Example: click for larger view:

udf(functionName,p1,p2,p3…)

This allows any VBA public function (i.e. a UDF) in the active workbook  to be called from within a SQLite SQL statement. The u() and mdf() functions are similar but the mdf() function will only run functions in the microETL project while u() will default to the microETL project but will also take references to UDFs in other workbooks.

Py(address,p1,p2,p3…)

The address can be either a string representation of an Excel range e.g. “Sheet2!A3:Sheet2!D6″ or a named range. If the range is a single cell the function will expect to find the full Python script within, if a multi-cell range then the script will utilise cells as Python indents.
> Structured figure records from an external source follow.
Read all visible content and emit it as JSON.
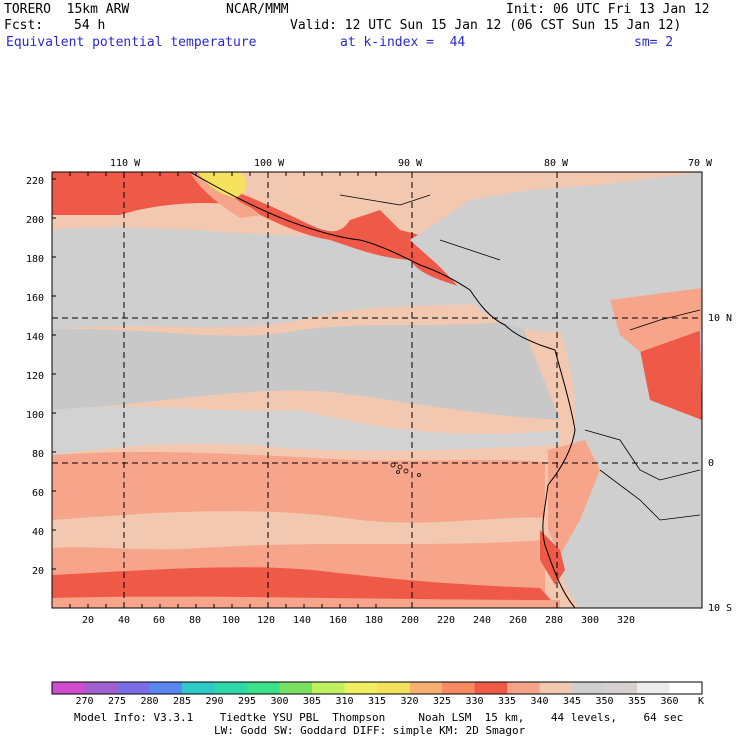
{
  "header": {
    "model": "TORERO  15km ARW",
    "org": "NCAR/MMM",
    "init": "Init: 06 UTC Fri 13 Jan 12",
    "fcst_label": "Fcst:",
    "fcst_value": "54 h",
    "valid": "Valid: 12 UTC Sun 15 Jan 12 (06 CST Sun 15 Jan 12)",
    "field": "Equivalent potential temperature",
    "level": "at k-index =  44",
    "smooth": "sm= 2"
  },
  "map": {
    "lon_labels": [
      "110 W",
      "100 W",
      "90 W",
      "80 W",
      "70 W"
    ],
    "lat_labels": [
      "10 N",
      "0",
      "10 S"
    ],
    "y_ticks": [
      "220",
      "200",
      "180",
      "160",
      "140",
      "120",
      "100",
      "80",
      "60",
      "40",
      "20"
    ],
    "x_ticks": [
      "20",
      "40",
      "60",
      "80",
      "100",
      "120",
      "140",
      "160",
      "180",
      "200",
      "220",
      "240",
      "260",
      "280",
      "300",
      "320"
    ],
    "colors": {
      "warm_peach": "#f2c8b0",
      "salmon": "#f6a58a",
      "red": "#ef5a48",
      "gray": "#cfcfcf",
      "gray_dark": "#c4c4c4",
      "yellow": "#f5e15e"
    }
  },
  "legend": {
    "labels": [
      "270",
      "275",
      "280",
      "285",
      "290",
      "295",
      "300",
      "305",
      "310",
      "315",
      "320",
      "325",
      "330",
      "335",
      "340",
      "345",
      "350",
      "355",
      "360"
    ],
    "unit": "K",
    "colors": [
      "#d04dd0",
      "#a060d0",
      "#7a6ee8",
      "#5a86f0",
      "#2ec8c8",
      "#2ed8a8",
      "#3ae08a",
      "#78e060",
      "#c0f060",
      "#f0f060",
      "#f5e15e",
      "#f6b070",
      "#f78a60",
      "#ef5a48",
      "#f6a58a",
      "#f2c8b0",
      "#cfcfcf",
      "#d8d0d0",
      "#ececec",
      "#ffffff"
    ]
  },
  "footer": {
    "line1": "Model Info: V3.3.1    Tiedtke YSU PBL  Thompson     Noah LSM  15 km,    44 levels,    64 sec",
    "line2": "LW: Godd SW: Goddard DIFF: simple KM: 2D Smagor"
  }
}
The scripts are in fact anonymous parameter-less Python functions. Parameters are passed via xLite “placeholders” which are replaced before the script is passed to the Python interpreter e.g.
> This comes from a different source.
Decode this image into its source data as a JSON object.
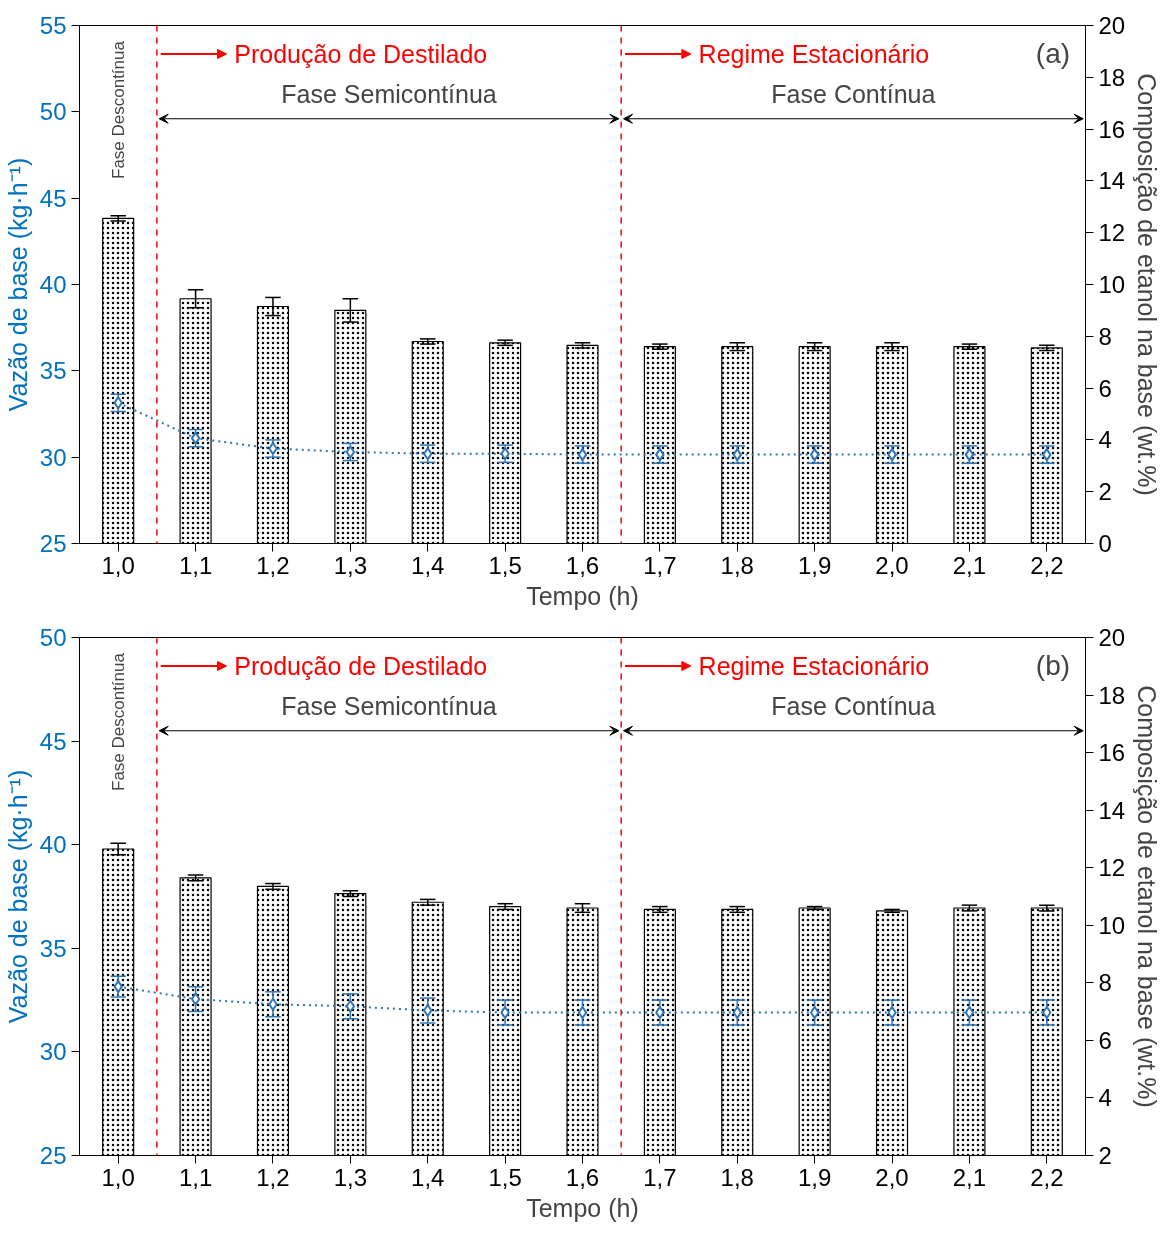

If in  this case 2nd parameter is less than 40, return 1st parameter increased by 10% otherwise return unchanged.

SQLScript(address,p1,p2,p3…)

See previous post http://blog.gobansaor.com/2011/03/04/sqlscript-microetls-sql-sequencer-utility/

SQL(sqlStatement,p1,p2,p3…)

This allows the microETL.SQL() function (along with its pre-processor goodness) to be called from an environment where the pre-processor is not supported e.g. within Python. It’s also useful to process a series of SQL statements held in a table.

Various Hierarchy functions

See this Handling Flat, Parent-Child and Nested Set Hierarchies and this.

write_CSV(table,filename)

This will write out the contents of the table in classic CSV format (UTF-8 encoded). Useful for external SQLite tables that may be too big to fit in memory but need transformation before loading as a CSV into the likes of PowerPivot.

load_CSV(table,filename)

Will load UFT-8 encoded CSV files into a table. Again, if a CSV source is too big to load into memory (thinking fact tables here) but needs some SQL love’n'care can be loaded into an external table (i.e. in a disk-based database) bypassing the need to fit in Excel’s working memory.

sqliteDate(dateTimeString)

Will attempt to convert a string to an ISO DateTime string ( the format used internally by SQLite i.e. “YYYY-MM-DD hh:mm:ss”). Usually microETL will handle date conversions between Excel and SQlite and back again (but when a date is pasted back it’ll be in Excel numeric representation, the column may need to be formatted to the required date/time representation). Sometimes however the date format of imported “string dates” may not be recognised (for example, Excel loaded CSVs often fail to recognise dates correctly). This function will usually solve the problem.

ISODate(Year,Month,Day)

Will take a date passed as 3 numbers (e.g. ISODate(2010,12,31)) and convert to SQLite date format.

REGEXP

I’ve also added REGEXP (regular expression) support so you can do stuff like so…

SELECT * FROM Foo WHERE account_id REGEXP ‘[0][0-9]*[x]‘

or

=SQL(“SELECT regexp(‘[0][0-9]*[x]‘,’0987f85x’);”) -> returns 0 for false (should be all digits between leading zero and final ‘x’).